Health IT panel aims for middle road
Panel has short deadlines for Health IT standards
- By Alice Lipowicz
- May 15, 2009
Members of the new federal Health Information Technology Standards Committee said today they aim to create new standards that are sufficient to improve quality of care and efficiency but not so demanding as to cause delays and discourage providers.
“If we set the bar too low, we will not see the quality improvements,” Committee Member James Ferguson, director of information technology strategy and policy for Kaiser Permanente, said at the committee's first meeting. “But there is potential danger in a high bar.”
The health IT standards committee was established by Congress as part of the economic stimulus law to recommend basic technical requirements for health IT and exchange of medical data, and a process for certifying products that meet the standards.
Under the law, the Health and Human Services Department (HHS) will distribute $17 billion in incentive payments to doctors’ offices and hospitals who purchase and meaningfully apply certified health IT systems. A separate advisory panel, the Health IT Policy Committee, met for the first time on May 11 to begin defining “meaningful use” and outlining certification.
Both committees must have health IT products in place by 2011 under the law. “We are goal oriented,” said Dr. David Blumenthal, HHS’ National Coordinator for Health IT, who sits on the standards committee and chairs the policy panel. “We do not have time to remake the world.”
The standards panel initially may focus on IT standards in four areas, said Dr. John Halamka, chief information officer for Harvard Medical School and vice chair of the committee. Those areas are transmission and exchange of e-prescribing, laboratory results and clinical summaries, along with and quality measurements, he said.
However, unlike past health IT standards-making efforts, which focused on business-use cases, the committee should look at data elements and a functional basis for each exchange of information, he said.
The preferred method may be to create a common index of medical terms and a process for exchange of the patient data, he said. For e-prescribing, for example, “there would be one way to name a medicine and one way to do a refill,” Halamka said.
Another possibility is to look at secure messaging as a basis for secure exchange of patient data, suggested Committee Member David McCallie, vice president for medical informatics at Cerner Corp.

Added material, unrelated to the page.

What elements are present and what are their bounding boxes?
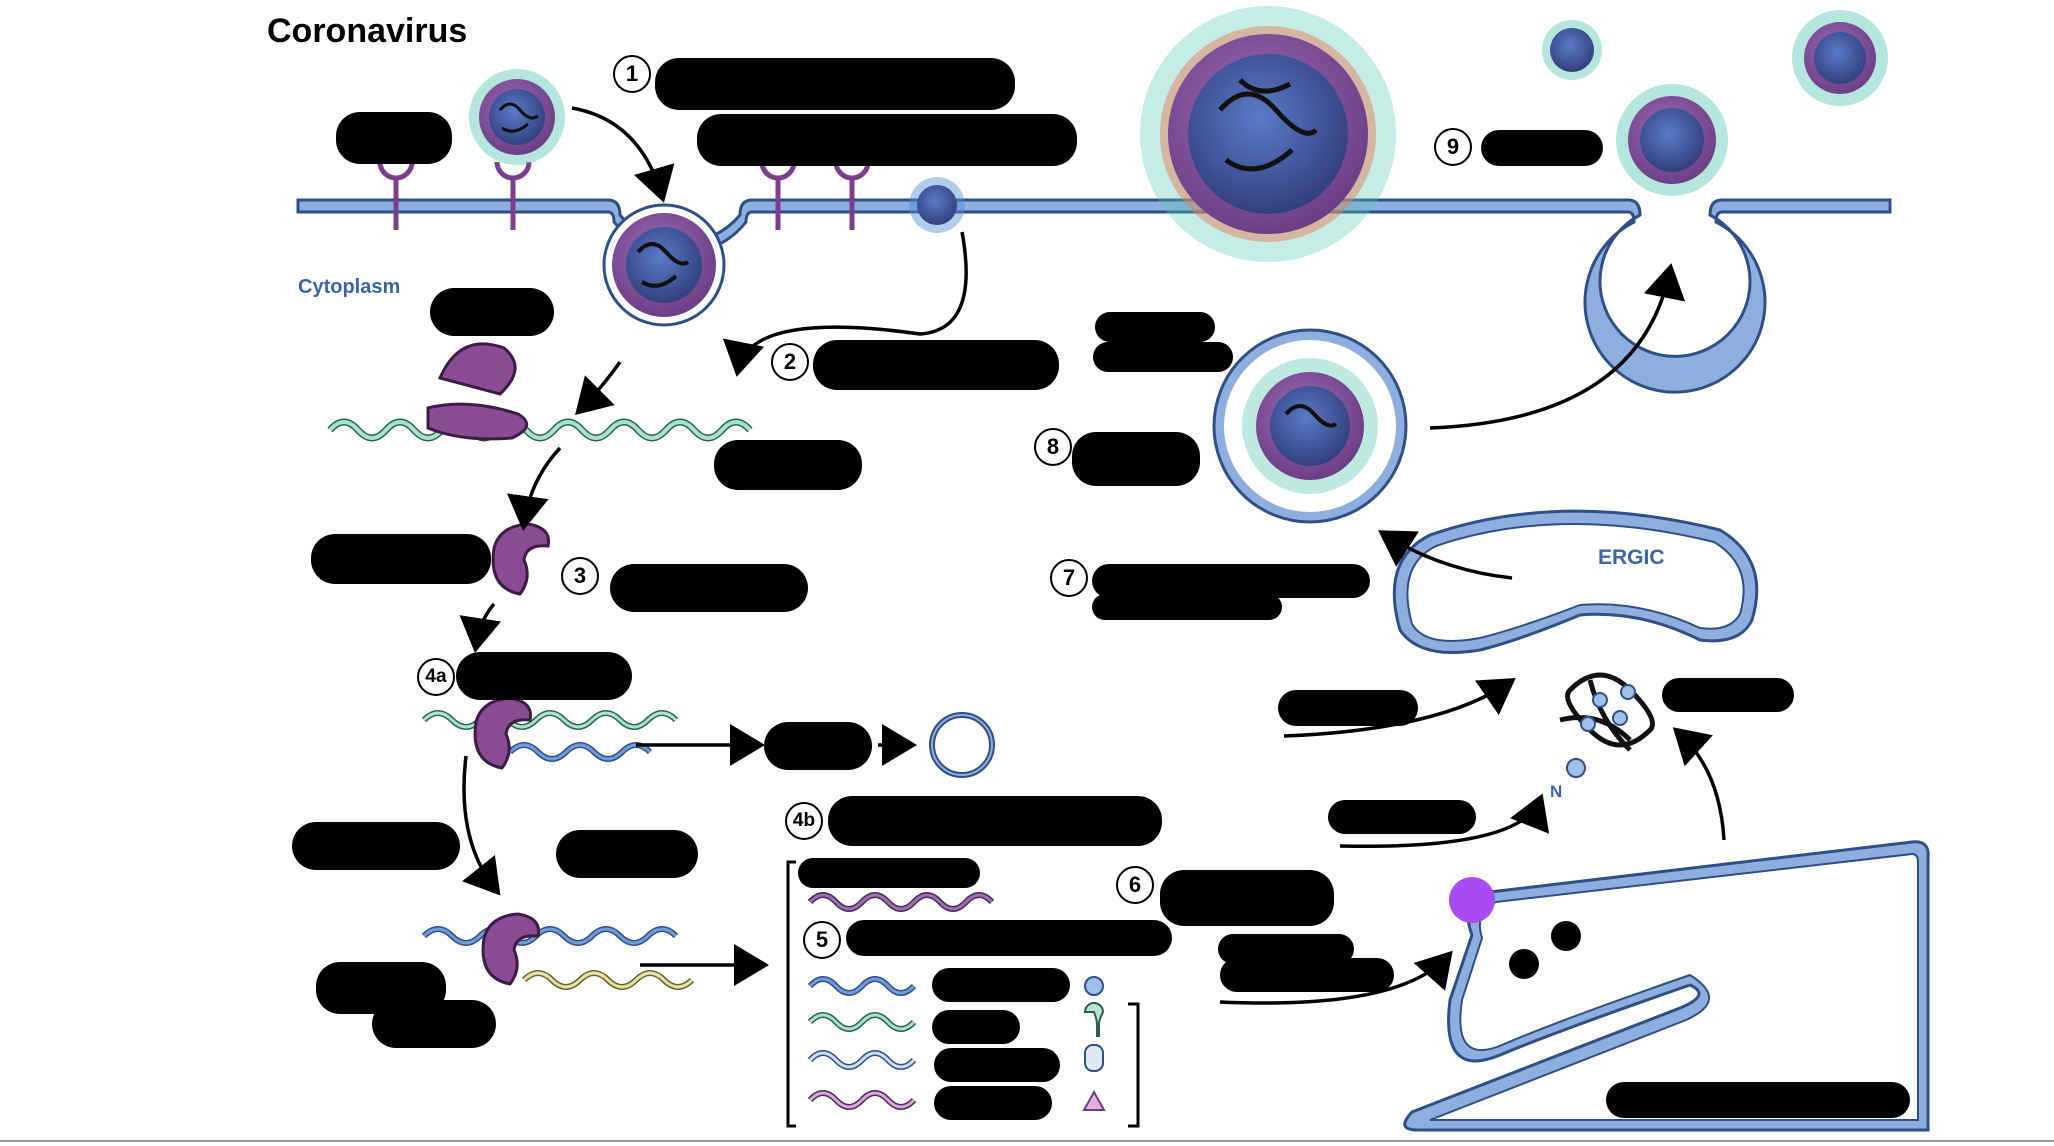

“What is the most important and commonly used standard for data exchange now? The answer is the fax [machine],” McCallie said. The goal would be to replace the fax machine with a secure emailing system for patient data along with authentication and verification procedures for senders and recipients, he said.
A middle road might be to leave some things in text format that is transmitted like e-mail messages, but to move toward a common index of medical terms that would allow “semantic interoperability” of different health IT systems, Ferguson added.

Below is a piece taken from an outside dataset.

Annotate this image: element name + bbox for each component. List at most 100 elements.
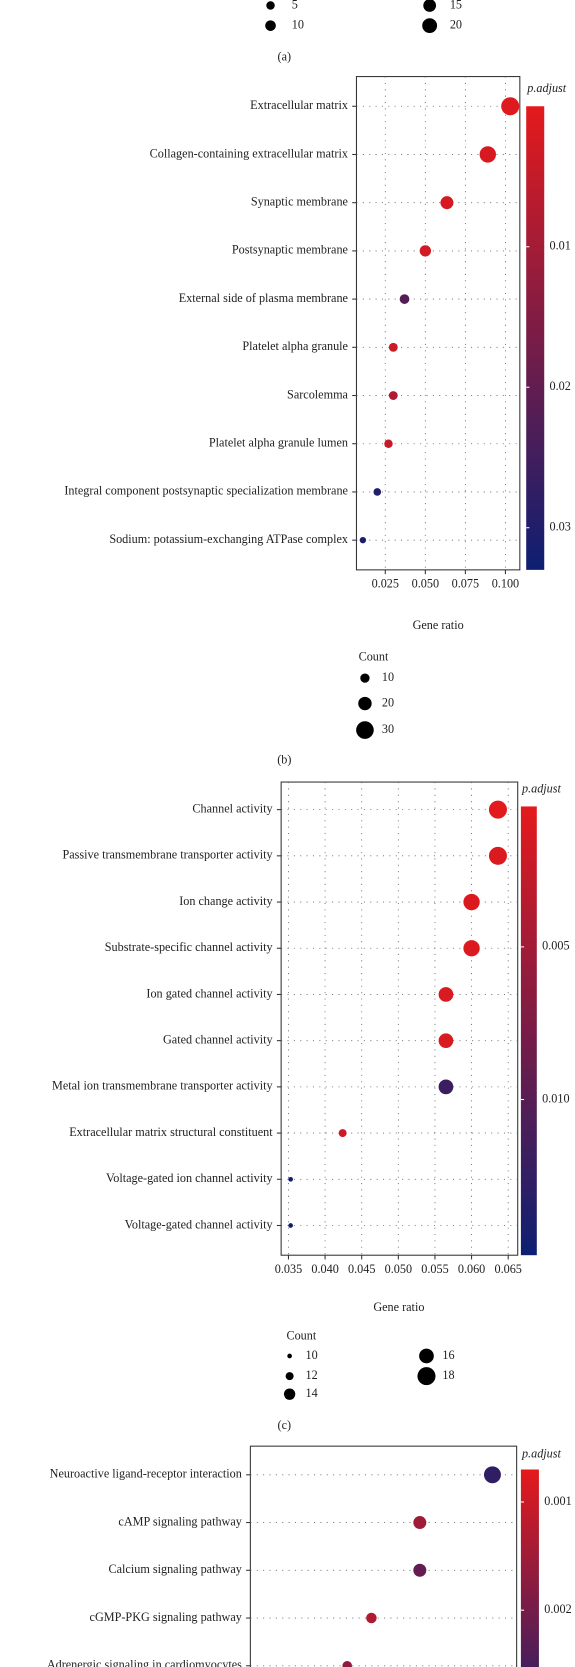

The standards committee should account for innovation and future technologies, and plan for retrofits with current technologies and updates when IT systems are replaced, suggested Committee Member Wes Rishel, vice president of Gartner’s health care practice. The committee needs to realistically recognize the knowledge and behavior of physicians to avoid providers’ “health IT rage,” Rishel said.
Standards for digitized imaging data should be added to the list of the committee’s priorities, suggested Committee Member Anne Castro, chief design architect of Blue Cross Blue Shield of South Carolina, She also suggested developing a “practical fast path” to key information on a specific patient to avoid the confusion that results when huge amounts of patient medical records are exchanged.
As a longer term goal, the committee also should work toward incorporating patient-centric care, said Commitee Member Janet Corrigan, president of the National Quality Forum. That would include obtaining data on patient outcomes, using IT to engage patients in their care decisions, and involve home caregivers.
At the same time, the panel should be mindful of the myriad things that could go wrong with health IT implementation, said Committee Member Dr. James Walker, chief of medical informatics for Geisinger Health System.
“This is not just about physicians’ comfort. It also is about patient safety,” Walker said. “All kinds of things can go wrong. [Health IT] must be phased in so that providers are not overwhelmed.”
Alice Lipowicz is a staff writer covering government 2.0, homeland security and other IT policies for Federal Computer Week.